TWELVE READINGS OF CHRISTMAS 2

How Not to Be an Earthworm

[This whole chapter has the faintly phosphorescent humor of decay about it. It is as outmoded as a treatise on how to treat javelin-wounds, now that we know even earthworms are not inviolate.]

Streamlined to ultimate for functional performance the earthworm blindly eats his way, riddling and honeycombing the ground to a depth of ten feet or more as he swallows.

                  — Anatomy Underfoot, J.-J. CONDE

Other wars have made men live like rats, or wolves, or lice, but until this one, except perhaps for the rehearsal in Spain, we have never lived like earthworms.

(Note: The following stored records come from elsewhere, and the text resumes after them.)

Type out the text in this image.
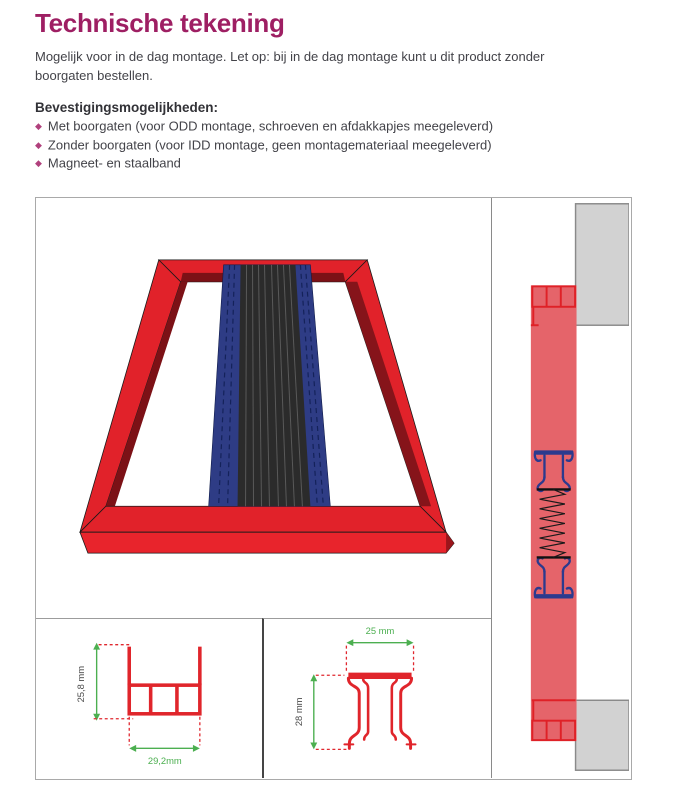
Technische tekening
Mogelijk voor in de dag montage. Let op: bij in de dag montage kunt u dit product zonder
boorgaten bestellen.
Bevestigingsmogelijkheden:
◆ Met boorgaten (voor ODD montage, schroeven en afdakkapjes meegeleverd)
◆ Zonder boorgaten (voor IDD montage, geen montagemateriaal meegeleverd)
◆ Magneet- en staalband
25,8 mm
29,2mm
25 mm
28 mm
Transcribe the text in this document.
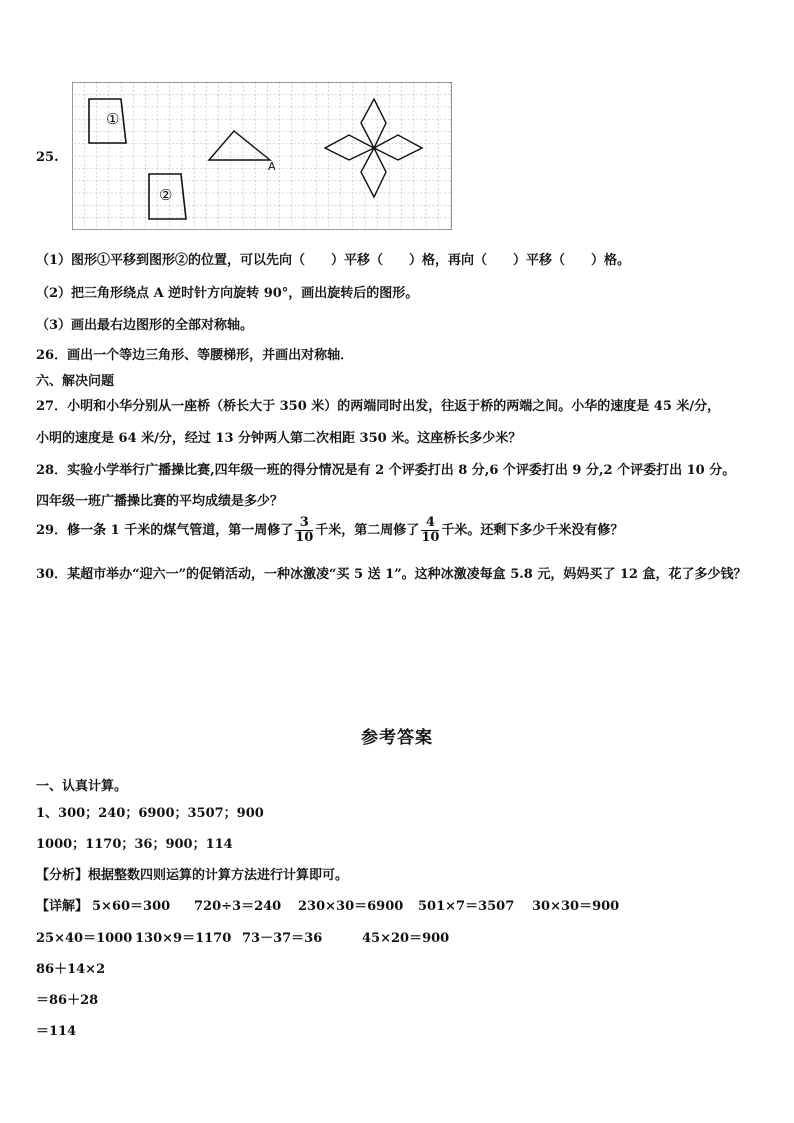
25.
①
②
A
（1）图形①平移到图形②的位置，可以先向（　　）平移（　　）格，再向（　　）平移（　　）格。
（2）把三角形绕点 A 逆时针方向旋转 90°，画出旋转后的图形。
（3）画出最右边图形的全部对称轴。
26．画出一个等边三角形、等腰梯形，并画出对称轴．
六、解决问题
27．小明和小华分别从一座桥（桥长大于 350 米）的两端同时出发，往返于桥的两端之间。小华的速度是 45 米/分，
小明的速度是 64 米/分，经过 13 分钟两人第二次相距 350 米。这座桥长多少米？
28．实验小学举行广播操比赛,四年级一班的得分情况是有 2 个评委打出 8 分,6 个评委打出 9 分,2 个评委打出 10 分。
四年级一班广播操比赛的平均成绩是多少？
29．修一条 1 千米的煤气管道，第一周修了 $\frac{3}{10}$ 千米，第二周修了 $\frac{4}{10}$ 千米。还剩下多少千米没有修？
30．某超市举办“迎六一”的促销活动，一种冰激凌“买 5 送 1”。这种冰激凌每盒 5.8 元，妈妈买了 12 盒，花了多少钱？
参考答案
一、认真计算。
1、300；240；6900；3507；900
1000；1170；36；900；114
【分析】根据整数四则运算的计算方法进行计算即可。
【详解】 5×60＝300 720÷3＝240 230×30＝6900 501×7＝3507 30×30＝900
25×40＝1000 130×9＝1170 73－37＝36	45×20＝900
86＋14×2
＝86＋28
＝114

Now we bend our minds, with the surprised intensity of any nonplused [In the face of continued disapproval I think this should have two esses, just as I think the word busses is proper in the plural for both a vehicle and a kiss. Buses, indeed! I am not nonplused.] creatures, to existing as gracefully as possible without many of the things we have always accepted as our due: light, free air, fresh foods, prepared according to our tastes. It can be done, of course, since we are humans as well as rats, wolves, lice and earthworms.

You may have heard of one woman in England who withdrew to her tidy little bomb-shelter in the garden when the first siren sounded, and emerged, rather dreamily, some two weeks later. She'd been quite comfy, she told her worried neighbors, but she did hope the blinkin' raids would not always last quite so long.

      — M.F.K. Fisher, from How to Cook a Wolf, 1942.